Dunia teknologi informasi lekat dengan kesan rumit dan sulit dipahami. Tak banyak perempuan yang berani terjun. Upaya Anantya Van Bronckhorst adalah salah satu bukti sukses.
Bisnis digital agency bukan bidang yang ia cita-citakan sejak dulu. Perkenalannya dengan bidang ini bisa dikatakan baru—ketika ia mulai bekerja pertama kali. Awalnya, Anan ‘hanya’ pegawai biasa di sebuah rumah produksi sebagai website content writer. “Dalam sehari saya harus upload sekitar 10-15 artikel. Kemudian saya diminta menangani satu divisi bersama Ramya, seorang desainer. Kami berdua running untuk divisi digital dalam rumah produksi itu,” kisah Anan, lulusan Ilmu Komunikasi, FISIP Universitas Indonesia. Bidang pekerjaannya kala itu adalah membuat website untuk sebuah perusahaan sekaligus mengelolanya.
Merasa sudah mengerjakan semua—dari proposal, deal dengan klien hingga maintainance—Anan merasa sudah saatnya mengembangkan divisi ini terpisah dari rumah produksi. Tahun 2005, berpartner dengan pemilik rumah produksi tempatnya bekerja, Anan bersama Ramya dan beberapa orang lainnya membangun Think.Web. Modalnya kerja keras, belajar tentang mendirikan perusahaan, berjibaku mencari modal, dan menjaring klien.
Keinginannya membangun digital agency bukan tanpa alasan kuat. “Saya melihat peluangnya sangat besar. Tahun 2007 saja pengguna internet baru 20 persen dari populasi. Perkembangan dari 20 persen ke seratus, kan, masih jauh. Jadi ke depannya, perkembangannya masih sangat signifikan.”
Pengamatan Anan pada akhirnya memang terbukti.
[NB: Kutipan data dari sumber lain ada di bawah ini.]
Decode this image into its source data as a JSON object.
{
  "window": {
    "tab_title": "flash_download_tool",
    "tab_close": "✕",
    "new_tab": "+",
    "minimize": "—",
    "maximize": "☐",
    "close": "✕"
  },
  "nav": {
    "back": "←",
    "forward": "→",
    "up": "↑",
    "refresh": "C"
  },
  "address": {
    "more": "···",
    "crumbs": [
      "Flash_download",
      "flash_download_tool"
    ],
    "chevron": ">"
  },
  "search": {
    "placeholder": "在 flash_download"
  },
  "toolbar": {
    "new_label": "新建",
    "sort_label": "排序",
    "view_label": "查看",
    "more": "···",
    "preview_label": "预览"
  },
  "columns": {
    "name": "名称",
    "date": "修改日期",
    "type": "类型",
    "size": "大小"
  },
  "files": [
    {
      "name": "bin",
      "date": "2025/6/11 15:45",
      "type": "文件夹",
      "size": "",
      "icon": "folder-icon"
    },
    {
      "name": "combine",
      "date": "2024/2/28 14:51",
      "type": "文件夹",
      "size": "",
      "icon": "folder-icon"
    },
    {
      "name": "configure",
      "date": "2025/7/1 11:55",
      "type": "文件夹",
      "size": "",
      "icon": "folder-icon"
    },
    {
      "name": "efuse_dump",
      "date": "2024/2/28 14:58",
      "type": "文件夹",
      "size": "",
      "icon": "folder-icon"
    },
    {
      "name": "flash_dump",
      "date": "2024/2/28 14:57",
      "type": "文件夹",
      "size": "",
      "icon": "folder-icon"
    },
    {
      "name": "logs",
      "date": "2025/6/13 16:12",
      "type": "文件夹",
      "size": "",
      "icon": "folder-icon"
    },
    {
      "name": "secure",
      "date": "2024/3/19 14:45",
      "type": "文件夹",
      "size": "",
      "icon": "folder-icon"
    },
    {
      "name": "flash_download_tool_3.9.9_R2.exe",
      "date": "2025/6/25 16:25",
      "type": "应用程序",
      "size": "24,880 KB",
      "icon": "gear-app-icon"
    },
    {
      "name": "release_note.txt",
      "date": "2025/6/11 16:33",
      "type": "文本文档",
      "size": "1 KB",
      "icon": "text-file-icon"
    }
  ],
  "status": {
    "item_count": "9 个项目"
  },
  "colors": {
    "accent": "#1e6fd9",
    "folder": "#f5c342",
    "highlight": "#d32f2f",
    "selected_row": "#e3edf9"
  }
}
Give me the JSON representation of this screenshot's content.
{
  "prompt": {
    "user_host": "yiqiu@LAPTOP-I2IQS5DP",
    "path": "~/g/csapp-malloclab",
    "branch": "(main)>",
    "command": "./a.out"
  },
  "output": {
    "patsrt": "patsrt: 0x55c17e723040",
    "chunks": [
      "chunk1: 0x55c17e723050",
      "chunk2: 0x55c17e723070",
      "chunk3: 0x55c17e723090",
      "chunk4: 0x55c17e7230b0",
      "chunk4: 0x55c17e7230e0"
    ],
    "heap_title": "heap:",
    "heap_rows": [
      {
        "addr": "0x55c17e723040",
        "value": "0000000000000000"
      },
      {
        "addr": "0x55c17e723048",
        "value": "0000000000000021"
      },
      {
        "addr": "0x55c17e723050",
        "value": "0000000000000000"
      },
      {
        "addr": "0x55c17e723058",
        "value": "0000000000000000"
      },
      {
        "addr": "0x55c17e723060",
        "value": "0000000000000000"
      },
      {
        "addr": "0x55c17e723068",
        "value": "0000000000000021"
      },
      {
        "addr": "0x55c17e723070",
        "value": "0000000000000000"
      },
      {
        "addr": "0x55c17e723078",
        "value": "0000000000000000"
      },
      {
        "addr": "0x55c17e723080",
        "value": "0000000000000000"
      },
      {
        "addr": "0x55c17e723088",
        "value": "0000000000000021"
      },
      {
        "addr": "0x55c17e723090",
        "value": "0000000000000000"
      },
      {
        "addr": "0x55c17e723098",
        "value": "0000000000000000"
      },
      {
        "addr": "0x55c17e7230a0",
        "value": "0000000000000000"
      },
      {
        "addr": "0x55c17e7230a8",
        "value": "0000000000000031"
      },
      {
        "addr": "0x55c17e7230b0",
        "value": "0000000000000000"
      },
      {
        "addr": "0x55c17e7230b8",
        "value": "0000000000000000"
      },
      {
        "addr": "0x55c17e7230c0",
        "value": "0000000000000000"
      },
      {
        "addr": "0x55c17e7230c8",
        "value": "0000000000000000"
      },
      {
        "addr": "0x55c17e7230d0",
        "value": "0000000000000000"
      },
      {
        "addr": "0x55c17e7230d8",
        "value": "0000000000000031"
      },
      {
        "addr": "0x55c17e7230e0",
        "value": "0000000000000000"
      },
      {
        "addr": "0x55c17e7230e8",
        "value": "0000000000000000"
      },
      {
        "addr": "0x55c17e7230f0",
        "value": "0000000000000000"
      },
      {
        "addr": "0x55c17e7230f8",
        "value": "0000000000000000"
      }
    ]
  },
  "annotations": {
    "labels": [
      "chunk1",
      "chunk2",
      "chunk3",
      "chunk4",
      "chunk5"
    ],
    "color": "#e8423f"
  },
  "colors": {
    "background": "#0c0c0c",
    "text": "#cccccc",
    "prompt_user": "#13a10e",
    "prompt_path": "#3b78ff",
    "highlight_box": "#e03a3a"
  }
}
Digital agency yang dibangunnya kini telah melayani banyak perusahaan dalam membangun website. Selain itu ia membangun jaringan perusahaan rekanan seperti Digify, Talklink, dan Inmotion.
Saat ini ia sedang mengembangkan tren biomatrix. Dari sebuah foto atau video, wajah bisa langsung ter-translate jenis kelamin dan usianya. Ia mengembangkan technology-senses based. “Kalau dengan Facebook, Instagram, dan Google, face recognition digunakan untuk mengenali foto siapa. Kalau ada orang men-tag foto kita tapi tidak tag ke kita, Instagram akan memberitahu kita bahwa kita di-tag. Saat ini kami sedang mengembangkan technology-senses based,” jelas Anan dengan mata berbinar.
Bekerja sama dengan Ollie dari Zetta Media, Anan membangun Girls in Tech. Ketika media sosial mulai naik dan aplikasi mulai banyak, banyak perempuan yang mulai masuk dunia digital. Girls in Tech dibangun agar makin banyak perempuan yang masuk ke dunia teknologi. Tahun 2011 ia mulai dengan aktivitas yang menargetkan mahasiswi tingkat akhir hingga first jobber. Tapi semakin hari peminatnya tidak hanya perempuan muda, tetapi juga ibu-ibu.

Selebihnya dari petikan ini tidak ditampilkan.